Para bancada do PT, Sartori desconhece o próprio governo
Quem de fato está governando o Rio Grande? A indagação vem da bancada do PT na ALRS, após ouvir a entrevista do governador Sartori à Rádio Gaúcha, na manhã desta sexta-feira (20). Na entrevista, o governador falou sobre a apresentação do quadro financeiro do Estado, realizada na quinta-feira (19), para a imprensa gaúcha, com um pronunciamento oficial no Palácio Piratini.
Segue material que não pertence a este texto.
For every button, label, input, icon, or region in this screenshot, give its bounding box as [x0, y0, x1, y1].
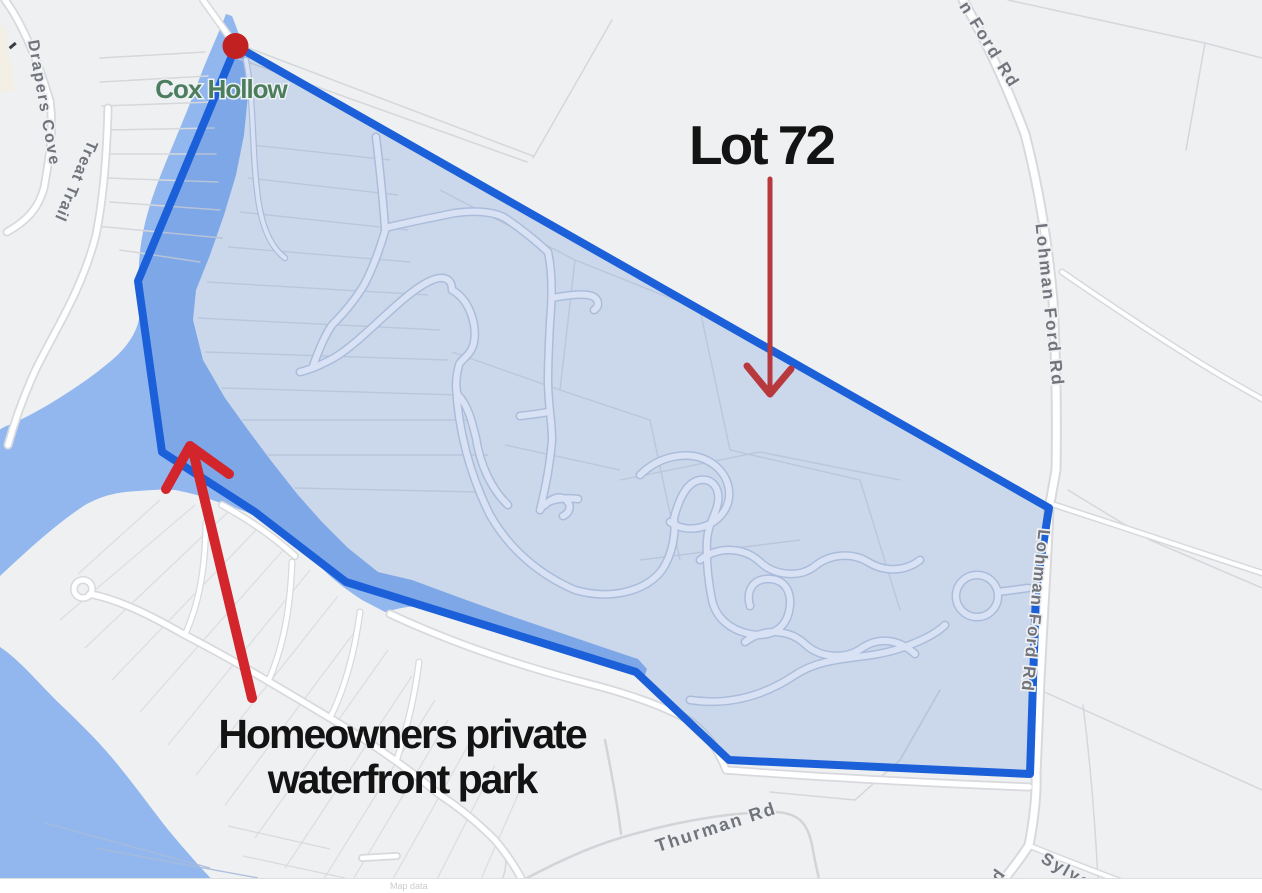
svg-text:Map data: Map data	[390, 881, 428, 891]
svg-text:Homeowners private: Homeowners private	[218, 711, 586, 757]
svg-text:Lot 72: Lot 72	[689, 114, 834, 176]
svg-text:waterfront park: waterfront park	[267, 756, 539, 802]
svg-text:Cox Hollow: Cox Hollow	[155, 74, 288, 104]
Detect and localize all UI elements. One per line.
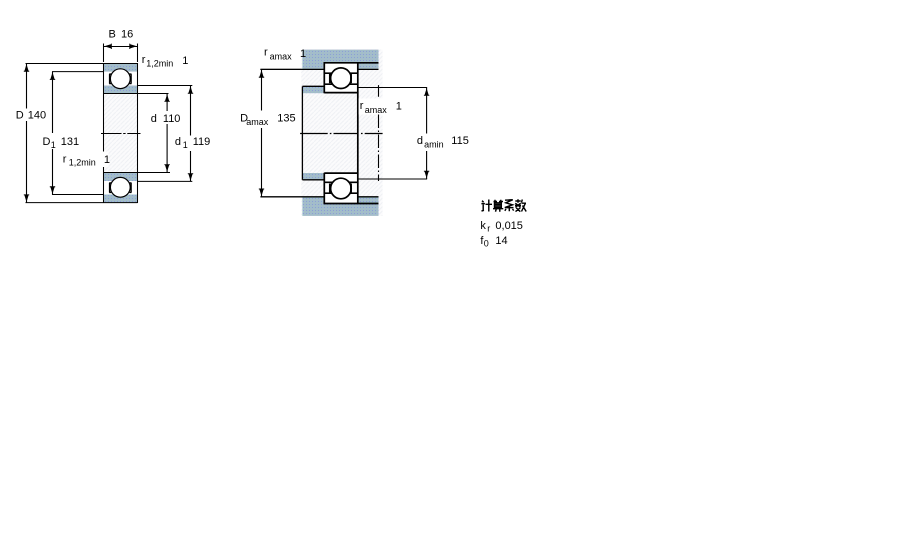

O anúncio foi realizado com a presença dos secretários de Estado e foi seguido por uma apresentação detalhada feita pelo secretário da Fazenda, Giovane Feltes.
"Mais uma vez, infelizmente, o governador não disse a que veio", constatou o líder da bancada, Luiz Fernando Mainardi, lembrando que tanto na quinta-feira, na apresentação das finanças, quanto na entrevista desta sexta, o governador não apresentou medidas concretas para aumentar a receita do Estado. "Cinco meses depois da sua eleição, Sartori só apresenta mais cortes, atingindo áreas essenciais como a saúde, educação e segurança", afirmou Mainardi.
Para o deputado petista, é estarrecedor que o governador participe de uma entrevista - menos de 24 horas depois da apresentação do quadro financeiro do Estado pelo secretário da Fazenda - e negue a informação do próprio secretário. "Enquanto Giovane Feltes admite que o governo usou recursos dos depósitos judiciais para pagar a dívida, o governador nega o fato", ressalta. "E depois vem o coordenador de comunicação esclarecer que o governador se confundiu", lembra o parlamentar. "O governador sequer sabe o que o seu governo está pagando e da onde vem os recursos que estão sendo usados", constata.
Negação de cortes
Durante a entrevista, o governador insistiu que as áreas da saúde, educação e segurança são prioridades da sua gestão. No entanto, os decretos assinados por Sartori revelam o contrário. Pelo contingenciamento determinado pelo governador, a saúde terá um corte de 12% dos seus recursos, a segurança perderá 31% do seu orçamento, a educação terá suprimido 13% do seu orçamento e o desenvolvimento rural ficará com 22% a menos de recursos. "São profundos e drásticos cortes, recheados de discurso de marketing, aumentando a instabilidade de servidores e daqueles que mais precisam de políticas públicas" disse Mainardi.
Iniciativa Zero
Além de não anunciar medidas para garantir os investimentos que o Rio Grande precisa, o governador revelou na entrevista a total falta de inciativa do seu governo. Sartori fez questão de esclarecer que, ao contrário do que foi noticiado pela imprensa, "nós não pedimos audiência com o ministro da Fazenda até agora". "Esta declaração é do governador. Cinco meses depois de eleito ele reconhece que ainda não pediu audiência com o ministro da Fazenda para tratar das finanças gaúchas", enfatiza Mainardi. Outro destaque da entrevista do governador, é o anúncio de que apenas em meados de abril, o governo fará uma segunda rodada de planejamento para tratar das metas e projetos. "Neste quadro, a pergunta que não quer calar é quem afinal está governando o Rio Grande?", indaga Mainardi.
Página virada
A entrevista do governador, na opinião de Mainardi, vira a página sobre as opções feitas pelo governo Tarso na área das finanças. "O governo Sartori usa as mesmas fontes financeiras que, até o momento, criticava o governo Tarso por ter usado", lembra. De acordo com o secretário da Fazenda, o governo usou R$ 200 milhões do caixa único, dos empréstimos internacionais, e outros R$ 300 milhões dos depósitos judiciais. "Ao usar esses recursos penso que o governo Sartori encerra a fase de olhar para o retrovisor", comenta o petista.
O déficit real
Na opinião do líder da bancada do PT na ALRS, a divergência de números entre a fala do governador e a fala do seu secretário da Fazenda só prova, mais uma vez, que o discurso do déficit para 2015 é pura especulação. Para ele, o que existe de concreto é o que a bancada petista vem afirmando: o déficit do ano passado foi de R$ 1 bilhão e 260 milhões. Para compensar este quadro, o governador contará, em 2015, com R$ 1 bilhão extra na receita do ICMS, oriundo do aumento da tarifa de energia elétrica; R$ 140 milhões da variação da CIDE e mais R$ 250 milhões de créditos passados do ICMS que serão resgatados devido a uma ação da PGE que obteve sentença favorável. "Isto sem considerar o impacto da grande safra deste ano", observa o parlamentar. "Por tudo isso, não é possível afirmar o valor do déficit em 2015 e nem mesmo se haverá déficit", concluiu o petista.